AI development is driven by the dynamics of capitalism but understood from a peculiar perspective. The ability of AI to be a long-term driver of prosperity is based on a fallacy of composition.

Capitalism only works if there is adequate demand. Someone has to be buying the stuff that you make. They have to buy it with the wages paid to make other stuff.

In the past, the dependence of production on human labour was justified by two propositions: work was both necessary and virtuous.

People had to work; otherwise, the necessities of survival and comfort would not exist.

But also, work itself was good. The desire to be productive was a good in and of itself. The fact that it dovetailed with the needs of the wealthy was a happy coincidence.

Advancements in artificial intelligence and other automated technologies are in the process of rebutting the first argument.

While humanity may never get to the point that no human labour will be necessary, reducing its necessity by some large proportion will have the same effect.

This leaves us with the larger question of what we are supposed to do with our time. The answer is not only that we have no idea but that we also have no means to get to an idea.

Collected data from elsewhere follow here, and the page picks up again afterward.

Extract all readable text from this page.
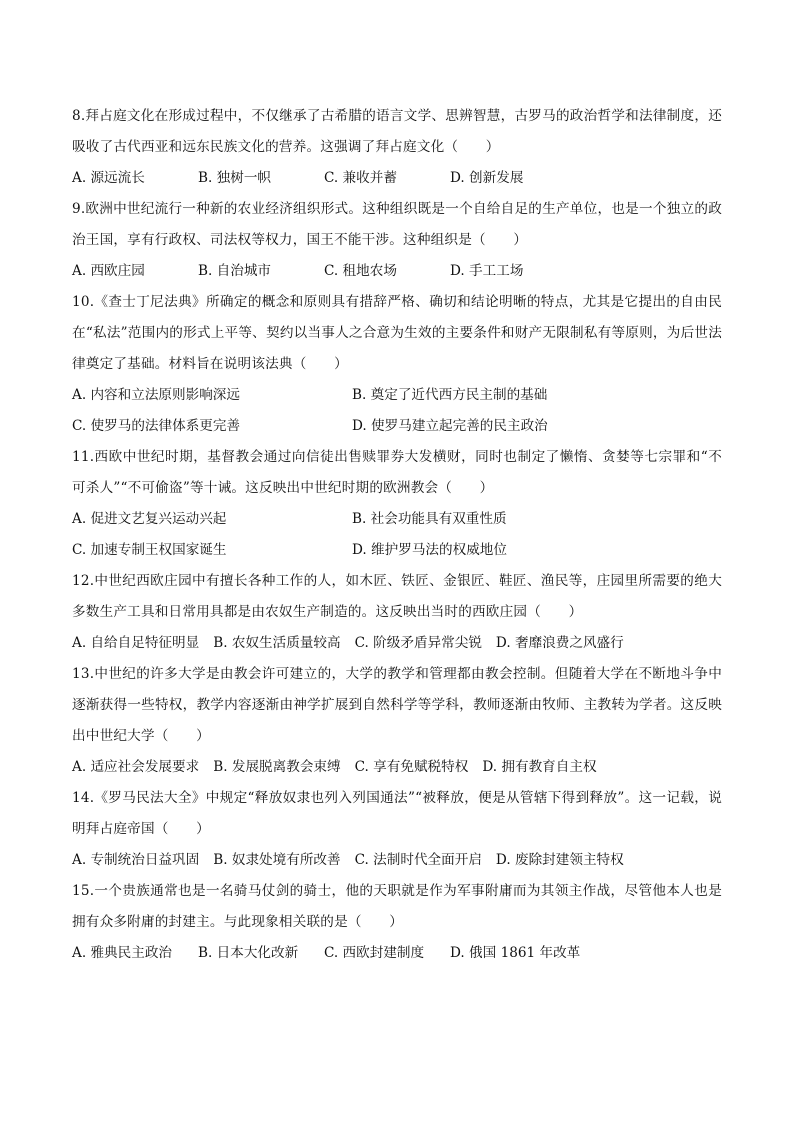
8.拜占庭文化在形成过程中，不仅继承了古希腊的语言文学、思辨智慧，古罗马的政治哲学和法律制度，还吸收了古代西亚和远东民族文化的营养。这强调了拜占庭文化（　　）

A. 源远流长	B. 独树一帜	C. 兼收并蓄	D. 创新发展

9.欧洲中世纪流行一种新的农业经济组织形式。这种组织既是一个自给自足的生产单位，也是一个独立的政治王国，享有行政权、司法权等权力，国王不能干涉。这种组织是（　　）

A. 西欧庄园	B. 自治城市	C. 租地农场	D. 手工工场

10.《查士丁尼法典》所确定的概念和原则具有措辞严格、确切和结论明晰的特点，尤其是它提出的自由民在“私法”范围内的形式上平等、契约以当事人之合意为生效的主要条件和财产无限制私有等原则，为后世法律奠定了基础。材料旨在说明该法典（　　）

A. 内容和立法原则影响深远	B. 奠定了近代西方民主制的基础
C. 使罗马的法律体系更完善	D. 使罗马建立起完善的民主政治

11.西欧中世纪时期，基督教会通过向信徒出售赎罪券大发横财，同时也制定了懒惰、贪婪等七宗罪和“不可杀人”“不可偷盗”等十诫。这反映出中世纪时期的欧洲教会（　　）

A. 促进文艺复兴运动兴起	B. 社会功能具有双重性质
C. 加速专制王权国家诞生	D. 维护罗马法的权威地位

12.中世纪西欧庄园中有擅长各种工作的人，如木匠、铁匠、金银匠、鞋匠、渔民等，庄园里所需要的绝大多数生产工具和日常用具都是由农奴生产制造的。这反映出当时的西欧庄园（　　）

A. 自给自足特征明显 B. 农奴生活质量较高 C. 阶级矛盾异常尖锐 D. 奢靡浪费之风盛行

13.中世纪的许多大学是由教会许可建立的，大学的教学和管理都由教会控制。但随着大学在不断地斗争中逐渐获得一些特权，教学内容逐渐由神学扩展到自然科学等学科，教师逐渐由牧师、主教转为学者。这反映出中世纪大学（　　）

A. 适应社会发展要求 B. 发展脱离教会束缚 C. 享有免赋税特权 D. 拥有教育自主权

14.《罗马民法大全》中规定“释放奴隶也列入列国通法”“被释放，便是从管辖下得到释放”。这一记载，说明拜占庭帝国（　　）

A. 专制统治日益巩固 B. 奴隶处境有所改善 C. 法制时代全面开启 D. 废除封建领主特权

15.一个贵族通常也是一名骑马仗剑的骑士，他的天职就是作为军事附庸而为其领主作战，尽管他本人也是拥有众多附庸的封建主。与此现象相关联的是（　　）

A. 雅典民主政治	B. 日本大化改新	C. 西欧封建制度	D. 俄国 1861 年改革
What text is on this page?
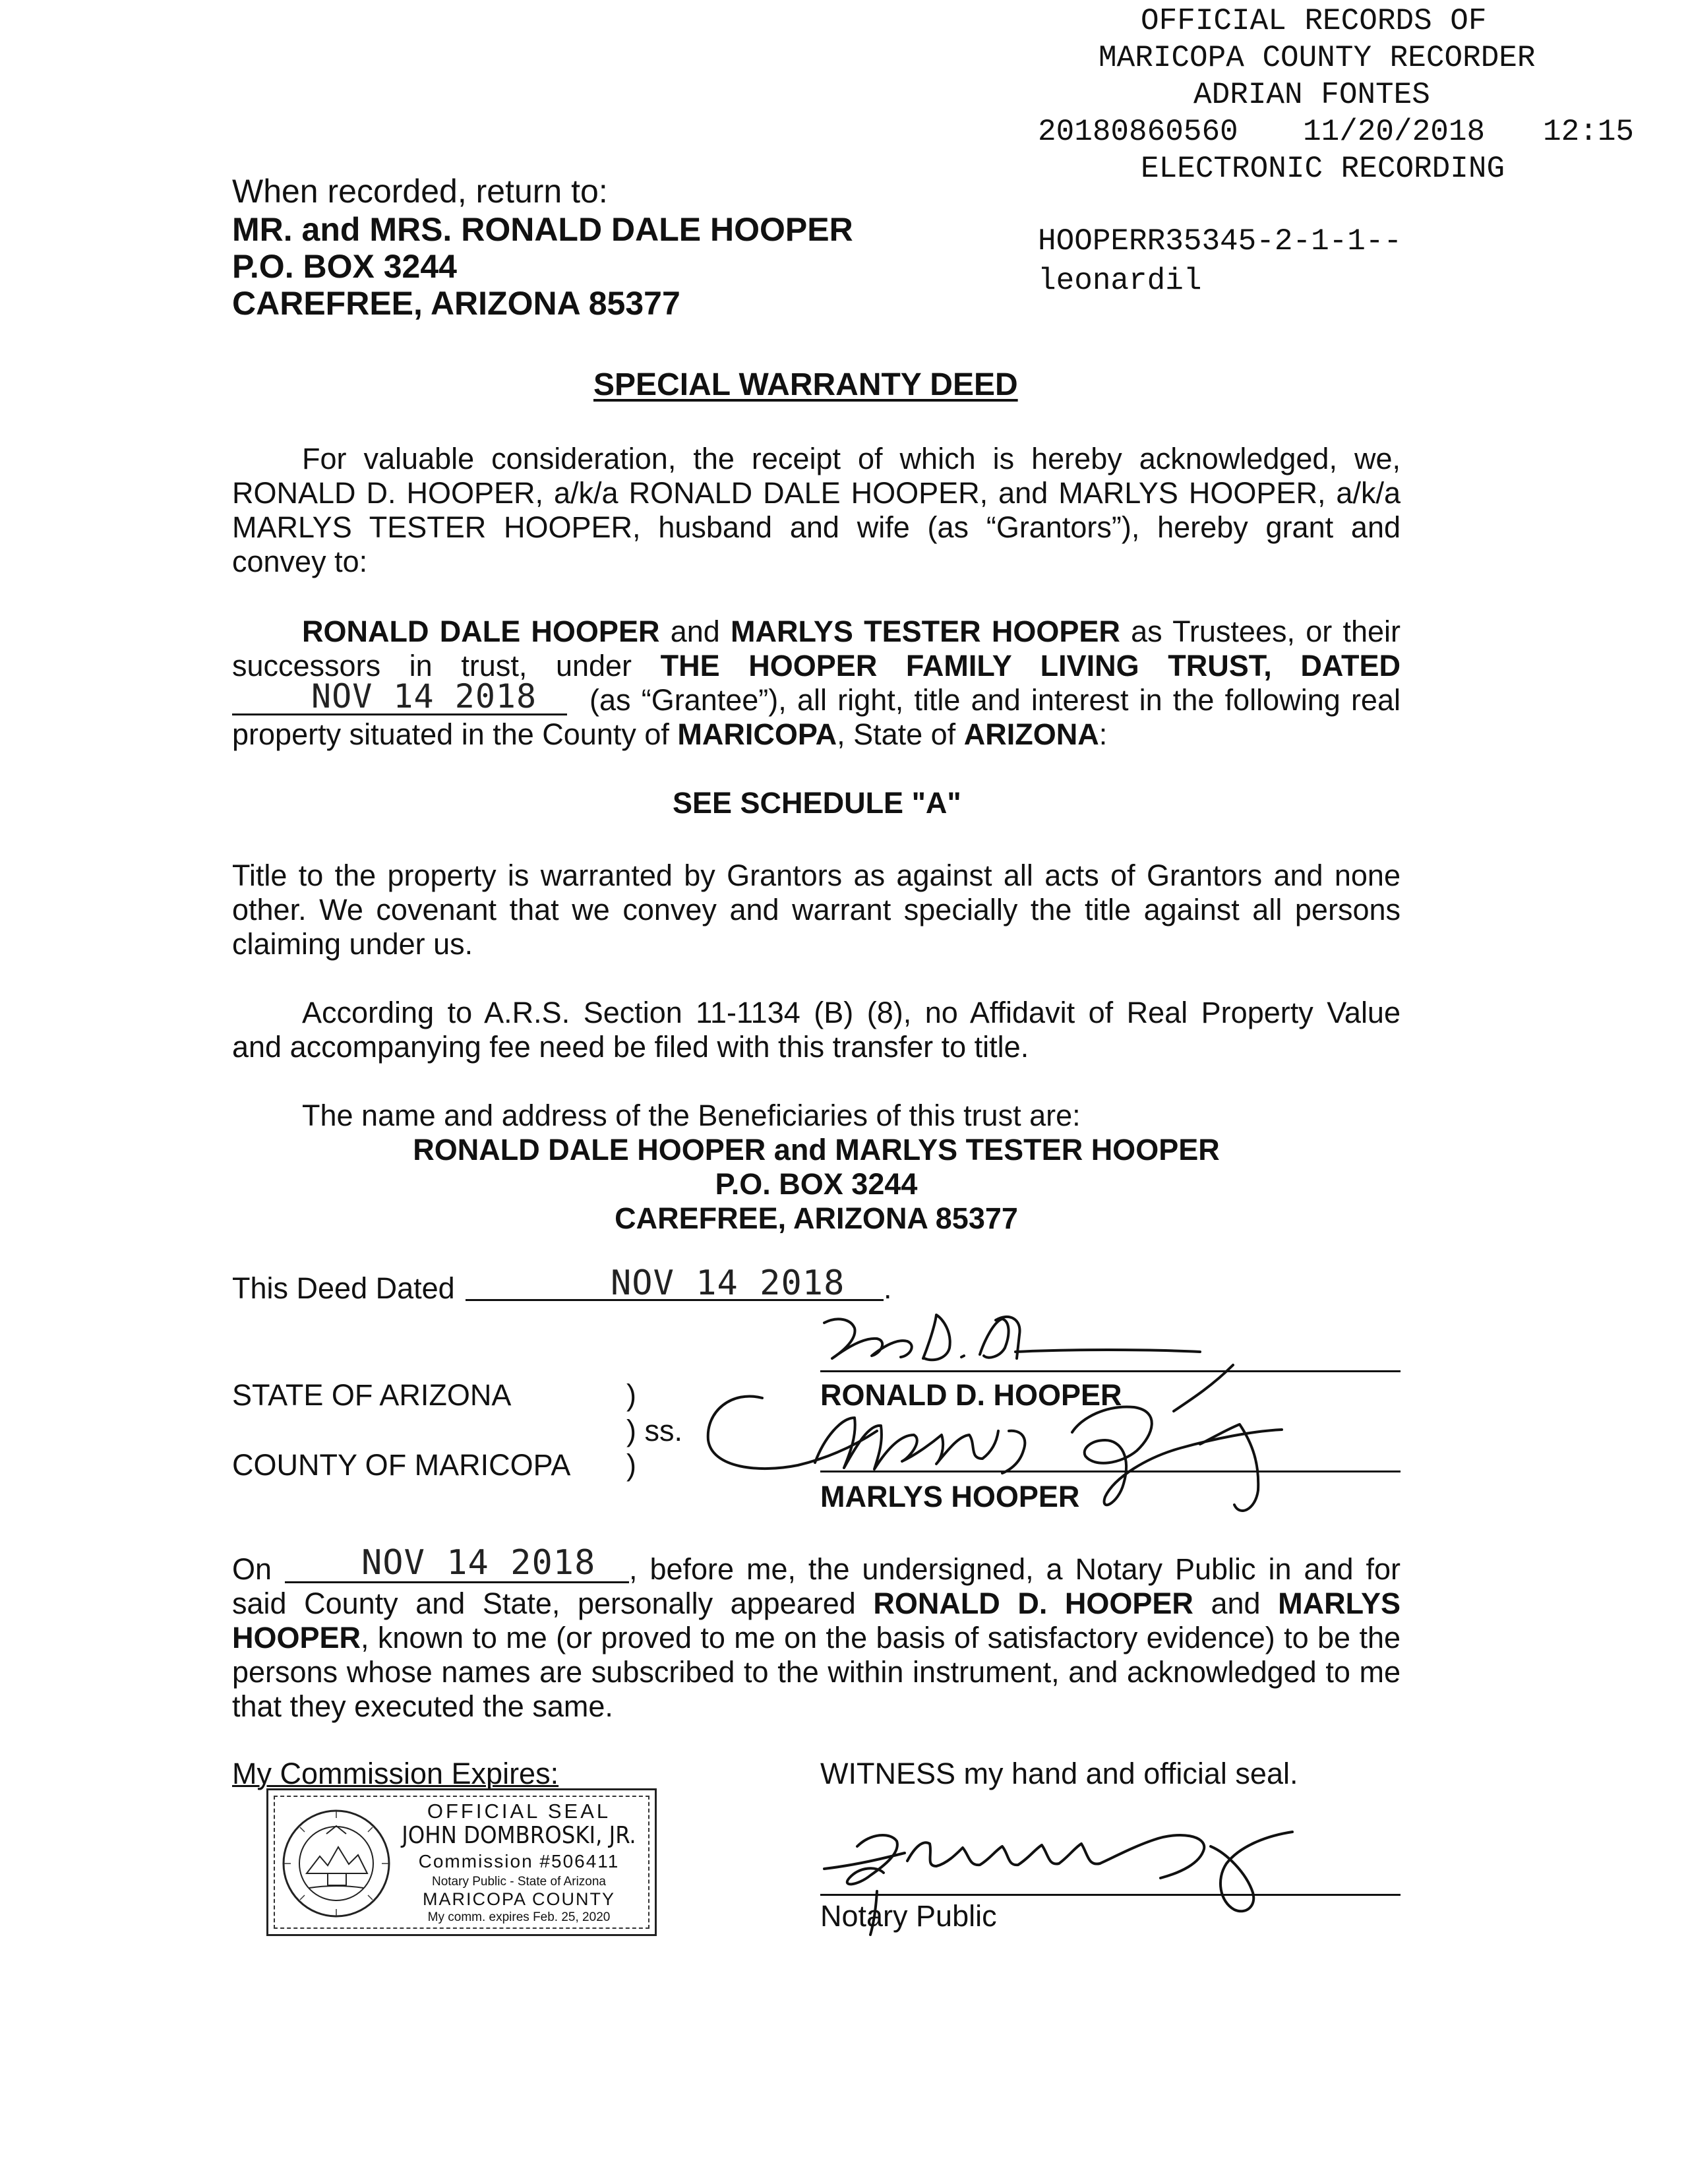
OFFICIAL RECORDS OF

MARICOPA COUNTY RECORDER

ADRIAN FONTES

20180860560

11/20/2018

12:15

ELECTRONIC RECORDING

HOOPERR35345-2-1-1--

leonardil

When recorded, return to:
MR. and MRS. RONALD DALE HOOPER
P.O. BOX 3244
CAREFREE, ARIZONA 85377
SPECIAL WARRANTY DEED
For valuable consideration, the receipt of which is hereby acknowledged, we,
RONALD D. HOOPER, a/k/a RONALD DALE HOOPER, and MARLYS HOOPER, a/k/a
MARLYS TESTER HOOPER, husband and wife (as “Grantors”), hereby grant and
convey to:
RONALD DALE HOOPER and MARLYS TESTER HOOPER as Trustees, or their
successors in trust, under THE HOOPER FAMILY LIVING TRUST, DATED
NOV 14 2018 (as “Grantee”), all right, title and interest in the following real
property situated in the County of MARICOPA, State of ARIZONA:
SEE SCHEDULE "A"
Title to the property is warranted by Grantors as against all acts of Grantors and none
other. We covenant that we convey and warrant specially the title against all persons
claiming under us.
According to A.R.S. Section 11-1134 (B) (8), no Affidavit of Real Property Value
and accompanying fee need be filed with this transfer to title.
The name and address of the Beneficiaries of this trust are:
RONALD DALE HOOPER and MARLYS TESTER HOOPER
P.O. BOX 3244
CAREFREE, ARIZONA 85377
This Deed Dated	NOV 14 2018 .
STATE OF ARIZONA
COUNTY OF MARICOPA
)
) ss.
)
RONALD D. HOOPER
MARLYS HOOPER
On	NOV 14 2018 , before me, the undersigned, a Notary Public in and for
said County and State, personally appeared RONALD D. HOOPER and MARLYS
HOOPER, known to me (or proved to me on the basis of satisfactory evidence) to be the
persons whose names are subscribed to the within instrument, and acknowledged to me
that they executed the same.
My Commission Expires:	WITNESS my hand and official seal.
Notary Public
OFFICIAL SEAL
JOHN DOMBROSKI, JR.
Commission #506411
Notary Public - State of Arizona
MARICOPA COUNTY
My comm. expires Feb. 25, 2020
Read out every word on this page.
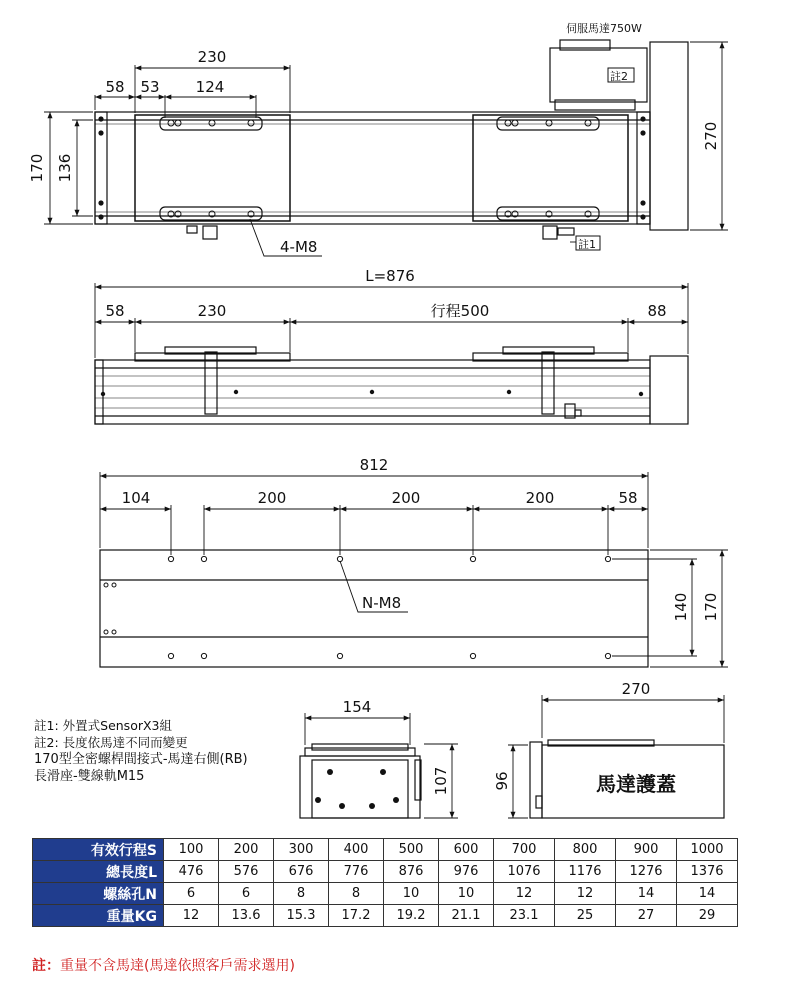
230
58 53 124
170 136
270
伺服馬達750W
註2
註1
4-M8
L=876
58	230	行程500	88
812
104	200	200	200	58
140 170
N-M8
154
107
270
96	馬達護蓋
註1: 外置式SensorX3組
註2: 長度依馬達不同而變更
170型全密螺桿間接式-馬達右側(RB)
長滑座-雙線軌M15
有效行程S	100	200	300	400	500	600	700	800	900	1000
總長度L	476	576	676	776	876	976	1076	1176	1276	1376
螺絲孔N	6	6	8	8	10	10	12	12	14	14
重量KG	12	13.6	15.3	17.2	19.2	21.1	23.1	25	27	29
註：重量不含馬達(馬達依照客戶需求選用)
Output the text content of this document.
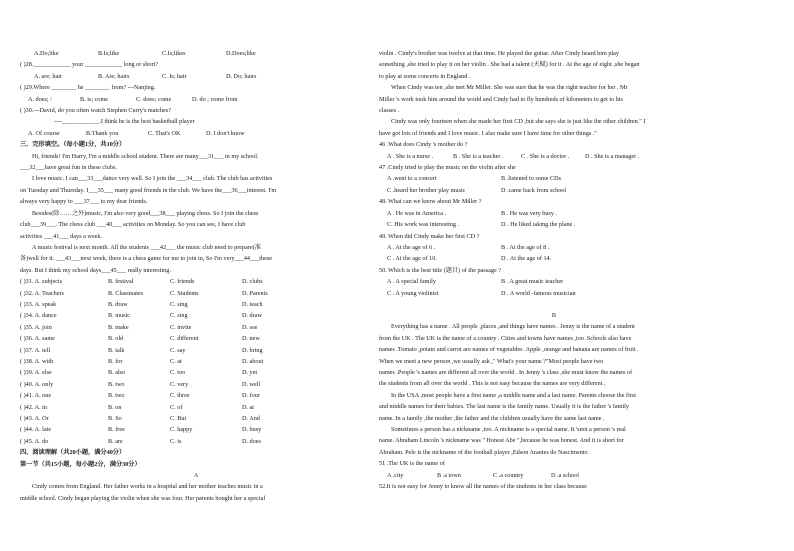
A.Do;like	B.Is;like	C.Is;likes	D.Does;like
( )28.____________ your ____________ long or short?
A. are; hair	B. Are; hairs	C. Is; hair	D. Do; hairs
( )29.Where ________ he ________ from? ---Nanjing.
A. does; /	B. is; come	C. does; come	D. do ; come from
( )30.---David, do you often watch Stephen Curry's matches?
----____________.I think he is the best basketball player
A. Of course	B.Thank you	C. That's OK	D. I don't know
三、完形填空。（每小题1分，共10分）
Hi, friends! I'm Harry, I'm a middle school student. There are many___31___ in my school.
___32___have great fun in these clubs.
I love music. I can___33___dance very well. So I join the ___34___ club. The club has activities
on Tuesday and Thursday. I___35___ many good friends in the club. We have the___36___interest. I'm
always very happy to ___37___ to my dear friends.
Besides(除……之外)music, I'm also very good___38___ playing chess. So I join the chess
club___39___. The chess club ___40___ activities on Monday. So you can see, I have club
activities ___41___ days a week.
A music festival is next month. All the students ___42___ the music club need to prepare(准
备)well for it. ___43___next week, there is a chess game for me to join in, So I'm very___44___these
days. But I think my school days___45___ really interesting.
( )31. A. subjects	B. festival	C. friends	D. clubs
( )32. A. Teachers	B. Classmates	C. Students	D. Parents
( )33. A. speak	B. draw	C. sing	D. teach
( )34. A. dance	B. music	C. sing	D. draw
( )35. A. join	B. make	C. invite	D. see
( )36. A. same	B. old	C. different	D. new
( )37. A. tell	B. talk	C. say	D. bring
( )38. A. with	B. for	C. at	D. about
( )39. A. else	B. also	C. too	D. yet
( )40. A. only	B. two	C. very	D. well
( )41. A. one	B. two	C. three	D. four
( )42. A. in	B. on	C. of	D. at
( )43. A. Or	B. So	C. But	D. And
( )44. A. late	B. free	C. happy	D. busy
( )45. A. do	B. are	C. is	D. does
四、阅读理解（共20小题，满分40分）
第一节（共15小题，每小题2分，满分30分）
A
Cindy comes from England. Her father works in a hospital and her mother teaches music in a
middle school. Cindy began playing the violin when she was four. Her parents bought her a special
violin . Cindy's brother was twelve at that time. He played the guitar. After Cindy heard him play
something ,she tried to play it on her violin . She had a talent (天赋) for it . At the age of eight ,she began
to play at some concerts in England .
When Cindy was ten ,she met Mr Miller. She was sure that he was the right teacher for her . Mr
Miller 's work took him around the world and Cindy had to fly hundreds of kilometers to get to his
classes .
Cindy was only fourteen when she made her first CD ,but she says she is just like the other children." I
have got lots of friends and I love music. I also make sure I have time for other things ."
46 .What does Cindy 's mother do ?
A . She is a nurse .	B . She is a teacher .	C . She is a doctor .	D . She is a manager .
47 .Cindy tried to play the music on the violin after she
A .went to a concert	B .listened to some CDs
C .heard her brother play music	D .came back from school
48. What can we know about Mr Miller ?
A . He was in America .	B . He was very busy .
C. His work was interesting .	D . He liked taking the plane .
49. When did Cindy make her first CD ?
A . At the age of 6 .	B . At the age of 8 .
C . At the age of 10.	D . At the age of 14.
50. Which is the best title (题目) of the passage ?
A . A special family	B . A great music teacher
C . A young violinist	D . A world -famous musician
B
Everything has a name . All people ,places ,and things have names . Jenny is the name of a student
from the UK . The UK is the name of a country . Cities and towns have names ,too .Schools also have
names .Tomato ,potato and carrot are names of vegetables .Apple ,orange and banana are names of fruit .
When we meet a new person ,we usually ask ," What's your name ?"Most people have two
names .People 's names are different all over the world . In Jenny 's class ,she must know the names of
the students from all over the world . This is not easy because the names are very different .
In the USA ,most people have a first name ,a middle name and a last name. Parents choose the first
and middle names for their babies. The last name is the family name. Usually it is the father 's family
name. In a family ,the mother ,the father and the children usually have the same last name .
Sometimes a person has a nickname ,too. A nickname is a special name. It 'snot a person 's real
name. Abraham Lincoln 's nickname was " Honest Abe ",because he was honest. And it is short for
Abraham. Pele is the nickname of the football player ,Edson Arantes do Nascimento .
51 .The UK is the name of
A .city	B .a town	C .a country	D .a school
52.It is not easy for Jenny to know all the names of the students in her class because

Humanity is on the point of complete fragmentation, as the things that gave human life meaning progressively fall outside the realm of things that require human input for their accomplishment.

The replacement of humans is happening.

The paranoid fantasists of the “Great Replacement” are wrong about who is behind it or who they will be replaced by. But they’re not wrong about the larger replacement process.

Reliance on nationalism as a basis for politics is not the only source of their delusions.

If humanity is to not trundle into irrelevance, the process must start with rethinking who we are and the myriad forces that draw us together, not drive us apart.